Yolandi Potgieter

Personal information
- Full name: Yolandi Potgieter
- Born: 16 May 1989 (age 37) Bellville, Western Cape, South Africa
- Batting: Right-handed
- Bowling: Right-arm medium
- Role: All-rounder

International information
- National side: South Africa (2013–2014);
- ODI debut (cap 64): 7 January 2013 v West Indies
- Last ODI: 15 January 2014 v Pakistan
- ODI shirt no.: 18
- T20I debut (cap 33): 20 January 2013 v West Indies
- Last T20I: 22 January 2014 v Pakistan

Domestic team information
- 2006/07–2015/16: Boland
- 2015/16–present: Free State

Career statistics
| Competition | WODI | WT20I |
| Matches | 16 | 7 |
| Runs scored | 96 | 5 |
| Batting average | 8.00 | – |
| 100s/50s | 0/0 | 0/0 |
| Top score | 20 | 5* |
| Balls bowled | 280 | 60 |
| Wickets | 6 | 0 |
| Bowling average | 32.50 | – |
| 5 wickets in innings | 0 | 0 |
| 10 wickets in match | 0 | 0 |
| Best bowling | 2/18 | – |
| Catches/stumpings | 3/– | 2/– |
- Source: ESPNcricinfo, 15 February 2021

= Yolandi Potgieter =

South African cricketer (born 1989)

Yolandi Potgieter (born 16 May 1989) is a South African cricketer who currently captains Free State.

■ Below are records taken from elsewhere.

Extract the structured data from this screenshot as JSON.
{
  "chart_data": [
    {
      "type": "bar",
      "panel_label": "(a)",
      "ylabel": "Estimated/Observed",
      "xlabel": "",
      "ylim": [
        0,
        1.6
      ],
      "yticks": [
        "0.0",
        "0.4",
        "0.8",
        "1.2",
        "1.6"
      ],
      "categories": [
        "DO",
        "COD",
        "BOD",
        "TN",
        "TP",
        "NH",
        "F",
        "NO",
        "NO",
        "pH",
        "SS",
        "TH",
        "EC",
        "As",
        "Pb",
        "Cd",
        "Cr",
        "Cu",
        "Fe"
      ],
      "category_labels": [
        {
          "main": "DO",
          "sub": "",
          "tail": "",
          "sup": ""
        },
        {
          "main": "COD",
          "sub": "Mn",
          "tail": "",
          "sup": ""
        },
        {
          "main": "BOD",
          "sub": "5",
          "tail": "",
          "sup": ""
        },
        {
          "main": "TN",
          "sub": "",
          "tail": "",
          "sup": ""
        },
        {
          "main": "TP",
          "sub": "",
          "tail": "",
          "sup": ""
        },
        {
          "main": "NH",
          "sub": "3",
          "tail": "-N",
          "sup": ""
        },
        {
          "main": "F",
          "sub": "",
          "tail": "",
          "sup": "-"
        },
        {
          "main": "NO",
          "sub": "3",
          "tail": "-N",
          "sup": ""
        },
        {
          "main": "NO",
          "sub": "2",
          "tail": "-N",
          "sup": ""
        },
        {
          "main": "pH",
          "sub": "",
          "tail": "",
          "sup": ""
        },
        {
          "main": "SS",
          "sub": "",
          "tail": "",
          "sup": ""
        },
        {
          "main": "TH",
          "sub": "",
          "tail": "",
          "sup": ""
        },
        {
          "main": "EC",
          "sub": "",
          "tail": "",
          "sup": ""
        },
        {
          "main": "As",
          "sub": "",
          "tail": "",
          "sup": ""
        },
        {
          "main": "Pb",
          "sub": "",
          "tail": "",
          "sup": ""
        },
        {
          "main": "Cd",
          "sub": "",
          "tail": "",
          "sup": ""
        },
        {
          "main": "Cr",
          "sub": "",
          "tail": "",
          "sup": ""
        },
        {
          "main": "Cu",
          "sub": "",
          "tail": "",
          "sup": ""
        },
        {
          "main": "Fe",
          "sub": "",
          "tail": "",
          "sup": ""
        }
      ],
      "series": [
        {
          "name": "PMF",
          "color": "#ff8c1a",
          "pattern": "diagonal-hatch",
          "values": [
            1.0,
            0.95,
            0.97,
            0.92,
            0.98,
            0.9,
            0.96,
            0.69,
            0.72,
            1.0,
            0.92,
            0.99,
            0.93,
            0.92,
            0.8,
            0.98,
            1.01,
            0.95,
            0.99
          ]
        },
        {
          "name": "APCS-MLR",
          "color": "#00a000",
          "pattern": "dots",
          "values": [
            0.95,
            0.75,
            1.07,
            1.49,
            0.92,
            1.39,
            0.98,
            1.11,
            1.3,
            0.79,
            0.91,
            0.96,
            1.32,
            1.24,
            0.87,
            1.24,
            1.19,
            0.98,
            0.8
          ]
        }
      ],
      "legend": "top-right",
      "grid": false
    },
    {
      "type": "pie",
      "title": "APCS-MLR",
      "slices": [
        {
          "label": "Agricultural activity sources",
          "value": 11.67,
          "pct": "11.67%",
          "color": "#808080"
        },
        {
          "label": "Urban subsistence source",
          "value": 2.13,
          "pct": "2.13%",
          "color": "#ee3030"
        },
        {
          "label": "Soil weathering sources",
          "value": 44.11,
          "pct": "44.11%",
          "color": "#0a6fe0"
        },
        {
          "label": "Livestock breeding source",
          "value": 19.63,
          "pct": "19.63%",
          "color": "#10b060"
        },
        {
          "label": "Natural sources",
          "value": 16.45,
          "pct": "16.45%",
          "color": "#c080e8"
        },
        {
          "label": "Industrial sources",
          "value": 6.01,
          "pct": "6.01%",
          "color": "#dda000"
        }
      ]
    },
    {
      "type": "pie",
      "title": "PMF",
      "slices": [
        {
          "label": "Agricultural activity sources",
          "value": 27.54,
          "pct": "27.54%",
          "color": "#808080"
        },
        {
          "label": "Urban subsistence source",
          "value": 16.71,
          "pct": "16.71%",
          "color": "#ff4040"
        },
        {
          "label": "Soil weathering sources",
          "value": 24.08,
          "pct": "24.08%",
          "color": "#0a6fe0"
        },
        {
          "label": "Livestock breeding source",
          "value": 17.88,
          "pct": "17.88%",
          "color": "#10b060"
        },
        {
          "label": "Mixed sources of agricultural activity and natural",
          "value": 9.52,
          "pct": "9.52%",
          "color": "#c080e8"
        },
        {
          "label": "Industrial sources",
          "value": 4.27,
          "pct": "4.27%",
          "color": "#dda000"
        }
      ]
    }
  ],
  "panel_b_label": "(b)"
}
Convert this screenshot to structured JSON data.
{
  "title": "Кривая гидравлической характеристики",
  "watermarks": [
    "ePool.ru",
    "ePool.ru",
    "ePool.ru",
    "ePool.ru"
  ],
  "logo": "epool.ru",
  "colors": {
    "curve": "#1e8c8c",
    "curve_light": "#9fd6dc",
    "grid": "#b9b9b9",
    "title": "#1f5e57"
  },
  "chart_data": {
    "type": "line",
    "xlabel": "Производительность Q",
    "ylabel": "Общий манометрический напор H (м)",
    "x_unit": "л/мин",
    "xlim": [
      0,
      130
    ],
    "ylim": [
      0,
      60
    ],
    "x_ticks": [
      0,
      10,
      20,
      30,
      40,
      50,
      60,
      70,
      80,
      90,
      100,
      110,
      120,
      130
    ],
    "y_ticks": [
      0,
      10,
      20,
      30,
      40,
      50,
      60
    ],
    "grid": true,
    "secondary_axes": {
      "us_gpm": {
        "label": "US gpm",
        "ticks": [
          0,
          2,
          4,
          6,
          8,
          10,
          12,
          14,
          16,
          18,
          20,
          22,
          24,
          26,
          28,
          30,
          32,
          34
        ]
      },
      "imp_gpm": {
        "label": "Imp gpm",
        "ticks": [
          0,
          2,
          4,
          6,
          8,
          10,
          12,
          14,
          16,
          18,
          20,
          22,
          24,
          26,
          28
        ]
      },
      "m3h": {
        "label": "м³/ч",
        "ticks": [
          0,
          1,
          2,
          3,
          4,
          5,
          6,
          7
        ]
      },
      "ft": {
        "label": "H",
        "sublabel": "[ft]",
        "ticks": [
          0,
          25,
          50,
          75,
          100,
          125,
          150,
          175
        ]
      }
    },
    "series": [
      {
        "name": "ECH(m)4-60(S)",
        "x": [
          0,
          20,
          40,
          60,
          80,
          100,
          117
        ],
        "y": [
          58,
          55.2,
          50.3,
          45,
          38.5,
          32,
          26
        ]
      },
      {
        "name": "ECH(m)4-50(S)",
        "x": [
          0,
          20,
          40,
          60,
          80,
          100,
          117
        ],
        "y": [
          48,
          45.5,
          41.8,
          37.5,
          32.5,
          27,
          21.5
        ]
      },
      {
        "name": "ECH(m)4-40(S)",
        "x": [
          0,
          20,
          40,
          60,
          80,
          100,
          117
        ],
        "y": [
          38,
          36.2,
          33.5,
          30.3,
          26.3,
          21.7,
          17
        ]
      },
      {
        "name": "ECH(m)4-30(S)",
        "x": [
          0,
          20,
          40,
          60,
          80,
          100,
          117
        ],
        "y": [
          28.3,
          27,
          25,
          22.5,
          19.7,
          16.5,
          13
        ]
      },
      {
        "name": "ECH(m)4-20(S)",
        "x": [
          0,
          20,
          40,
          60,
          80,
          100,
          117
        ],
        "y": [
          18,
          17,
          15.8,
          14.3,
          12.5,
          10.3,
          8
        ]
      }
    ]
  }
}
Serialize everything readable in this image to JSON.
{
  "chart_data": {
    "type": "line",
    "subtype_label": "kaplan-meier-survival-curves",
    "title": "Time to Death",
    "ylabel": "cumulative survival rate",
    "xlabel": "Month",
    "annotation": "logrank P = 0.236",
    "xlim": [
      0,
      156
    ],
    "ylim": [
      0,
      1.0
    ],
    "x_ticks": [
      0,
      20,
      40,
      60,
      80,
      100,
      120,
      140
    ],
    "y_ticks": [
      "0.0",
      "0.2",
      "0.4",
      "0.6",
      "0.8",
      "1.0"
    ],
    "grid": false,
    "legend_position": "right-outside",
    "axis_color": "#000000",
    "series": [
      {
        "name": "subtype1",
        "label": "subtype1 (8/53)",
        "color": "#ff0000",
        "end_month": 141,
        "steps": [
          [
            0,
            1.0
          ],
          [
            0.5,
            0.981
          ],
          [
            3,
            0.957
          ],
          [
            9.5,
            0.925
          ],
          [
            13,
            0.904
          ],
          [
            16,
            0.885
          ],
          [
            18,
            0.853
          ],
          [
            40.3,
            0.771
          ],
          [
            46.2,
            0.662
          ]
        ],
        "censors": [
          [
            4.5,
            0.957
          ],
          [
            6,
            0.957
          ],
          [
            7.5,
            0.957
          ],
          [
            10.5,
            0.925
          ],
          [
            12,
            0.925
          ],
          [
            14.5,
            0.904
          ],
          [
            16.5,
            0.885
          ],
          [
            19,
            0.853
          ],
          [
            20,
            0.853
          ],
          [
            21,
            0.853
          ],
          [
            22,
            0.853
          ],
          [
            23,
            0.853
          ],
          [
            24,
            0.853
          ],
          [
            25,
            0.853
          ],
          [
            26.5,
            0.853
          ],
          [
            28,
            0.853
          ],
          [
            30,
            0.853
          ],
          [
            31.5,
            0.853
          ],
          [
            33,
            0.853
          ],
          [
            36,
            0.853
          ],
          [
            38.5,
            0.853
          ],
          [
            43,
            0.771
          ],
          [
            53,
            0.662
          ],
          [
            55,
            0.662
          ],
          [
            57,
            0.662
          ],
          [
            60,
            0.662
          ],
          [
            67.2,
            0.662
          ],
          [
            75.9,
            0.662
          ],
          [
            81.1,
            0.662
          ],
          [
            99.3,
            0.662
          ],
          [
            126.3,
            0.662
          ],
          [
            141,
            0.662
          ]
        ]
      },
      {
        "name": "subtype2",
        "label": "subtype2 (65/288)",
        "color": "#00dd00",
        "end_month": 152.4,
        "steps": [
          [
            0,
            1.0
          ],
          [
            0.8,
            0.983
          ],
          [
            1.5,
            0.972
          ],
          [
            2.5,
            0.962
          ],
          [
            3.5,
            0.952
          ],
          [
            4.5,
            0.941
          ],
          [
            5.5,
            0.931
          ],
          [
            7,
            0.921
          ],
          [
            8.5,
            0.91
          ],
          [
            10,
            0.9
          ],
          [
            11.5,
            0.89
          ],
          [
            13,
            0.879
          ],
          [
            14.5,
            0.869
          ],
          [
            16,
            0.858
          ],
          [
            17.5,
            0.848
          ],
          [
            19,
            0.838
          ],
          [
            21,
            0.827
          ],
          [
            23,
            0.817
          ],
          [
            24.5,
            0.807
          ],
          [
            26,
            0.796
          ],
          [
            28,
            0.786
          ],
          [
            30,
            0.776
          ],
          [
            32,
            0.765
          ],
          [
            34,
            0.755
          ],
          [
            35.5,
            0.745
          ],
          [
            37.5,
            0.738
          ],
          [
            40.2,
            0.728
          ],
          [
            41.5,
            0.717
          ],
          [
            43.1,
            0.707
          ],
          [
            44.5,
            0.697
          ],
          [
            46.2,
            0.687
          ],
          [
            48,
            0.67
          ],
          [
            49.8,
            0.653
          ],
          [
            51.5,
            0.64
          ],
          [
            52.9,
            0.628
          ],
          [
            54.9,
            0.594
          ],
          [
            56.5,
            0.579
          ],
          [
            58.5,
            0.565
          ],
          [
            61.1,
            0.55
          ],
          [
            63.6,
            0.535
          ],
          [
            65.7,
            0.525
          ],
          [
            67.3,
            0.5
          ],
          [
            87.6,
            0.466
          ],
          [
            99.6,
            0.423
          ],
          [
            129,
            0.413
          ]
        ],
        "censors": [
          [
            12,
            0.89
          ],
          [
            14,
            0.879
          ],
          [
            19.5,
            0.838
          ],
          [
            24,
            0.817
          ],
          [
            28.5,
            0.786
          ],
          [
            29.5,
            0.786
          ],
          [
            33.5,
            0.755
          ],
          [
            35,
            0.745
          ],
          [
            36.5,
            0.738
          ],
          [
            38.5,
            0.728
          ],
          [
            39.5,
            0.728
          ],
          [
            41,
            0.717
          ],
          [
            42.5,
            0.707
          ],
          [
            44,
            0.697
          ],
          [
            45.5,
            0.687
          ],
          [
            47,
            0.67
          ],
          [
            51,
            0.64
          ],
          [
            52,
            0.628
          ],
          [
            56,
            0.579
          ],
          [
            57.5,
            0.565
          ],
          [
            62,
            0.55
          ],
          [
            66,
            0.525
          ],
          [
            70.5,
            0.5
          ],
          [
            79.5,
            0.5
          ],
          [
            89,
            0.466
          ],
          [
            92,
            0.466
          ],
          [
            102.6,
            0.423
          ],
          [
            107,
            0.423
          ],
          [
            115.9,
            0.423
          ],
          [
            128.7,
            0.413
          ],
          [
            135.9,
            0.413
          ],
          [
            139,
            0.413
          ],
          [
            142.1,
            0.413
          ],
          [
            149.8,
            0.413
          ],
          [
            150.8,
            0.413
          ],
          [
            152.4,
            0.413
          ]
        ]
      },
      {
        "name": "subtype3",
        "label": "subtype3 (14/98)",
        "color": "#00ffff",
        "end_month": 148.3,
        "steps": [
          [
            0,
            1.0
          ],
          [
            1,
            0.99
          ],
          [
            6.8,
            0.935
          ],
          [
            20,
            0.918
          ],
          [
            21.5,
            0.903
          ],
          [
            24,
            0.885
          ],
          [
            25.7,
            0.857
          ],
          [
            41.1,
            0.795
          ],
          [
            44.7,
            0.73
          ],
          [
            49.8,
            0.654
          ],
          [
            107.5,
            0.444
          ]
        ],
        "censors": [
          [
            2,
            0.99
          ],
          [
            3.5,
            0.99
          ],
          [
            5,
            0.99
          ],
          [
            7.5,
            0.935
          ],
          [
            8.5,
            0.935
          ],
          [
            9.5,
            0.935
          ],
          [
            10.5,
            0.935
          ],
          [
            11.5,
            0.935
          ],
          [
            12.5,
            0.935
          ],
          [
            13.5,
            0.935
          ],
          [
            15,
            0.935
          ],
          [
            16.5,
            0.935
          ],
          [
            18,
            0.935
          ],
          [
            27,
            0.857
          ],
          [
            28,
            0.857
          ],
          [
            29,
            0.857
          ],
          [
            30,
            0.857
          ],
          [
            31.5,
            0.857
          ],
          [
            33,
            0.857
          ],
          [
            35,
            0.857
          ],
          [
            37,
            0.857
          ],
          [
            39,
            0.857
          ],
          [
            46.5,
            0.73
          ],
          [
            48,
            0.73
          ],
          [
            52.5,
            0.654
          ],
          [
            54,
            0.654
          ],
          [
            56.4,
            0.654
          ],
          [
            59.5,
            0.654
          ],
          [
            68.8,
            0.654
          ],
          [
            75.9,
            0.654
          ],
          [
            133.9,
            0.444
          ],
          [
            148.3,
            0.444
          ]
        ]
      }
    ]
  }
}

She plays as an all-rounder, batting right-handed and bowling right-arm medium. In 2013 and 2014, she appeared in 16 One Day Internationals and seven Twenty20 Internationals for South Africa. She has previously played domestic cricket for Boland, as well as appearing in a tour match for Western Province in 2009.